President Trump’s new comments that Ukraine started the war with Russia and that Ukrainian President Volodymyr Zelenskyy is an unpopular “dictator” who refuses to hold elections generated a sharp pushback Wednesday from top European leaders — and a ringing endorsement from Russia’s foreign minister.
Mr. Trump’s harsh posts on Trust Social came shortly after Mr. Zelenskyy accused the new president of living in a “disinformation bubble” created by Russian President Vladimir Putin, whom Mr. Trump reached out to last week to begin bilateral talks on ending the nearly three-year war.
However, some expressed hope that the bad blood between Kyiv and Washington could paradoxically spur all parties involved to get serious about the requirements for a durable ceasefire and the need to support Ukraine after the fighting stops.
“Nobody other than Putin started or wanted this war in the heart of Europe,” German Foreign Minister Annalena Baerbock said in a statement Wednesday. “But no one in Europe should allow any doubt to arise that we are not doing everything we can now for peace and security in Europe and the future of our children.”
French government spokeswoman Sophie Primas described Mr. Trump’s remarks on Ukraine and the origins of the war as “diverse, varied and often incomprehensible.”
“We don’t understand the logic very well,” she acknowledged.
But Russian Foreign Minister Sergey Lavrov, who led the Kremlin delegation that met with Secretary of State Marco Rubio and other top Trump national security aides for face-to-face discussions in Saudi Arabia earlier this week, praised Mr. Trump’s diatribe against the Ukrainian president.
Mr. Lavrov described Mr. Trump as a “completely independent politician … who is used to talking directly.”
“Such people typically do not hide their opinions about pathetic individuals like Mr. Zelenskyy,” he said in remarks to lawmakers in the State Duma according to the state-run Tass news agency.
Mr. Trump “is the first, and I think the only Western leader so far, to say publicly and loudly that one of the root causes of the Ukrainian situation was the previous administration’s cocky policy of pulling Ukraine into NATO,” Mr. Lavrov said.
The mudslinging went on even as U.S. allies who support Ukraine were gathering in Paris for the second time in a matter of days Wednesday to discuss the scrambled diplomatic landscape engineered by the new Trump administration, and to affirm they would only back a peace deal that had the support of the Ukrainian government itself.
“It’s a fundamental principle for Canada and for the vast majority of our allies. … Nothing about Ukraine without Ukraine,” Canadian Prime Minister Justin Trudeau said in Paris ahead of Wednesday’s meeting.
Former British Prime Minister Boris Johnson, a sometime political confidant of Mr. Trump, argued in effect that Mr. Trump’s words attacking Mr. Zelenskyy should — in the famous formulation — be taken seriously but not literally.

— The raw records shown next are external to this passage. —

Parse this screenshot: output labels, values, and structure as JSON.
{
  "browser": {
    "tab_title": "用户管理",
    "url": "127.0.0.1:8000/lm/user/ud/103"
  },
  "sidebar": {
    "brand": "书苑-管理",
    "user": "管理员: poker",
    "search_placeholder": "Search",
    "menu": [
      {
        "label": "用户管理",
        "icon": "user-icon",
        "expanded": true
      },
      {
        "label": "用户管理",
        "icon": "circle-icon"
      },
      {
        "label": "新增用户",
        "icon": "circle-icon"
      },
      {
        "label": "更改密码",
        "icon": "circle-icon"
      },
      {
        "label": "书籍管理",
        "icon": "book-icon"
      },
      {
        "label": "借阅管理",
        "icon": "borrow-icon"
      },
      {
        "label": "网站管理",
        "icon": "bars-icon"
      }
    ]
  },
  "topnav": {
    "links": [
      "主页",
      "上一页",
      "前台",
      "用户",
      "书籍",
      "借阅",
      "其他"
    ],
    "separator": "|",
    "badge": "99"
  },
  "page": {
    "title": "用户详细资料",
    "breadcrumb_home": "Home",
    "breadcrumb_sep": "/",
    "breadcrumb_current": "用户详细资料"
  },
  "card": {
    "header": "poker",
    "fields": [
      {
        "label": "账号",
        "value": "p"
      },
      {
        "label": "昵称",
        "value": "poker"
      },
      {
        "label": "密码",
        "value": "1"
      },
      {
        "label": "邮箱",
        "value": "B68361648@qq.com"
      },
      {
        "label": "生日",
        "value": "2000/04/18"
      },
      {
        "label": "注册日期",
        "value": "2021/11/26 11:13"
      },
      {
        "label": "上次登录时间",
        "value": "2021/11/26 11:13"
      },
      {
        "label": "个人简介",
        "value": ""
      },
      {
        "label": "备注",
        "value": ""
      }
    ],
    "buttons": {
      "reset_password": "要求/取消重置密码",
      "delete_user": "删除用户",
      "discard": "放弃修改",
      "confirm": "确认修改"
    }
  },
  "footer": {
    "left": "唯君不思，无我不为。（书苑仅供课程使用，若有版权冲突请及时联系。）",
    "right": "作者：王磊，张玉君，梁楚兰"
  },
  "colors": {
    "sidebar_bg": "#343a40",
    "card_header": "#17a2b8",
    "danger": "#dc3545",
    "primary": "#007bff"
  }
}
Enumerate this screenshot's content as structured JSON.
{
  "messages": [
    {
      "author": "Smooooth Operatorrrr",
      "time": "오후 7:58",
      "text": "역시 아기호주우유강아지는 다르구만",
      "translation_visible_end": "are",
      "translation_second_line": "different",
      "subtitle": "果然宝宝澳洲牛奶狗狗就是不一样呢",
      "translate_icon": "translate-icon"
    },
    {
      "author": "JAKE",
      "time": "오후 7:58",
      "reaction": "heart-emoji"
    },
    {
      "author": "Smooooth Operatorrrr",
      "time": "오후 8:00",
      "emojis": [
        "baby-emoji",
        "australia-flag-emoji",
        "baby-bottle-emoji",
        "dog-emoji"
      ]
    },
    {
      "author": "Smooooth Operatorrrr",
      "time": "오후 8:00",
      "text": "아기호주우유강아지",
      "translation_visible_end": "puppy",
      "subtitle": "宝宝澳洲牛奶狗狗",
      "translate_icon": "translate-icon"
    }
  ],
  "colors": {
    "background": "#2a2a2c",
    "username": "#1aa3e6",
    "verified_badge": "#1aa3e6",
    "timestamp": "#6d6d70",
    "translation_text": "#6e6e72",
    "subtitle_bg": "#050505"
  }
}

“Of course, Ukraine didn’t start the war. You might as well say that America attacked Japan at Pearl Harbor,” Mr. Johnson wrote in a social media post. “Of course, a country undergoing a violent invasion should not be staging elections. There was no general election in the U.K. from 1935 to 1945. Of course, Zelenskyy’s ratings are not 4%. They are actually about the same as Trump’s.”
Mr. Trump’s provocative words, Mr. Johnson argued, “are not intended to be historically accurate but to shock Europeans into action.”